In this paper, we propose the use of BNNs as a plausible alternative to obtain well-calibrated probabilities when compared with post-hoc calibration methods such as platt scaling, isotonic and beta calibration for tabular datasets.

We performed extensive experiments on 20 datasets using the same neural network architecture as our underlying model. With the the normal neural network implementation we applied the common calibration techniques. Our results show that our proposed method works provably well for tabular datasets with small sample size. We made use of recent advances in fast gradient calculation within TensorFlow framework to calculate the full Jacobian matrix with respect to the parameters, as required for Variational Bayes Inference.
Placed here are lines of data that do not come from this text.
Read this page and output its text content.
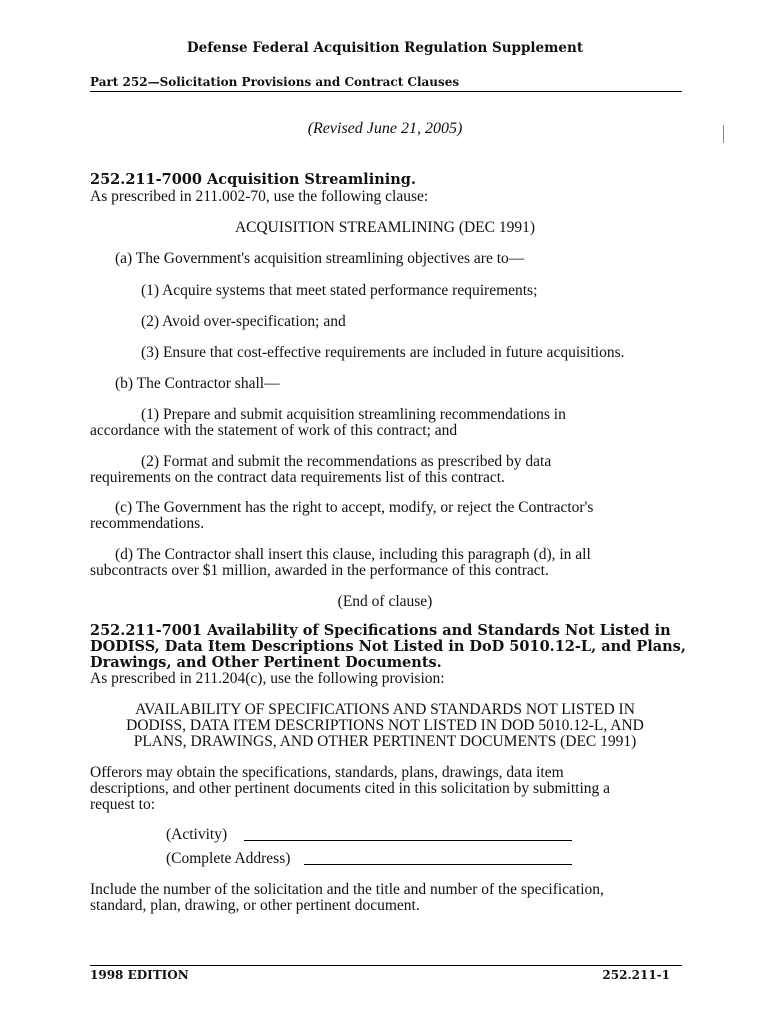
Defense Federal Acquisition Regulation Supplement
Part 252—Solicitation Provisions and Contract Clauses
(Revised June 21, 2005)
252.211-7000 Acquisition Streamlining.
As prescribed in 211.002-70, use the following clause:
ACQUISITION STREAMLINING (DEC 1991)
(a) The Government's acquisition streamlining objectives are to—
(1) Acquire systems that meet stated performance requirements;
(2) Avoid over-specification; and
(3) Ensure that cost-effective requirements are included in future acquisitions.
(b) The Contractor shall—
(1) Prepare and submit acquisition streamlining recommendations in
accordance with the statement of work of this contract; and
(2) Format and submit the recommendations as prescribed by data
requirements on the contract data requirements list of this contract.
(c) The Government has the right to accept, modify, or reject the Contractor's
recommendations.
(d) The Contractor shall insert this clause, including this paragraph (d), in all
subcontracts over $1 million, awarded in the performance of this contract.
(End of clause)
252.211-7001 Availability of Specifications and Standards Not Listed in
DODISS, Data Item Descriptions Not Listed in DoD 5010.12-L, and Plans,
Drawings, and Other Pertinent Documents.
As prescribed in 211.204(c), use the following provision:
AVAILABILITY OF SPECIFICATIONS AND STANDARDS NOT LISTED IN
DODISS, DATA ITEM DESCRIPTIONS NOT LISTED IN DOD 5010.12-L, AND
PLANS, DRAWINGS, AND OTHER PERTINENT DOCUMENTS (DEC 1991)
Offerors may obtain the specifications, standards, plans, drawings, data item
descriptions, and other pertinent documents cited in this solicitation by submitting a
request to:
(Activity)
(Complete Address)
Include the number of the solicitation and the title and number of the specification,
standard, plan, drawing, or other pertinent document.
1998 EDITION	252.211-1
Albeit, certain datasets required a larger number of epochs for convergence in the Variational framework. Future research will investigate the impact of different priors such as Horseshoe on the parameters and its impact on convergence and calibration.
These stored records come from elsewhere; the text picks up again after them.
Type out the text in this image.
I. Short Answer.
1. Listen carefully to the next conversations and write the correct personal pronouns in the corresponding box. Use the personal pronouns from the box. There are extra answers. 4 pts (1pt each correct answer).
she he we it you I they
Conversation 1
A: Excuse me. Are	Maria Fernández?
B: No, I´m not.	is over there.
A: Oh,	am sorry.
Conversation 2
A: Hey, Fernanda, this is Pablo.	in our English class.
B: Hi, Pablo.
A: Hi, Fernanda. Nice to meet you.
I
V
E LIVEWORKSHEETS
\section{Ethical and societal implication}
BNNs could be applied across many domains where neural networks are starting to be heavily utilized in real world settings and strict $0$ or $1$ outcomes are not desired. Although for most machine learning researchers it is clear that output scores obtained via softmax, for example, do not represent true probabilities, many practitioners interpret the same as otherwise. This becomes especially critical, when decision threshold are set, that have major consequences for an individual. In areas such as, bail or no bail, treatment with some medicine or not, having wrongly calibrated models  could lead to detrimental or harmful outcomes \cite{rudin2019stop}. Thresholding is also used to try to make machine learning predictions more fair, by setting different thresholds based on protected attributes such as race or gender \cite{hardt2016equality}. Again in such applications, it is highly important that the thresholds represent actual probabilities rather than a ranking. Similarly, in recent years governments have started to scarcely assign resources to its citizen based on algorithmic decisions to make the most efficient use of their limited resources. Hence it becomes increasingly important that resource allocation prioritizes those who truly need such aid.

Alternatively, having well calibrated neural networks could also lead to overconfidence and over reliance on algorithms by decision and policy makers. We would encourage further work of the relationship of calibrated threshold in real world scenarios to fully understand the impact miscalibration has. Nevertheless, we hope our work helps counter these issues and ultimately creates a positive social impact across domains.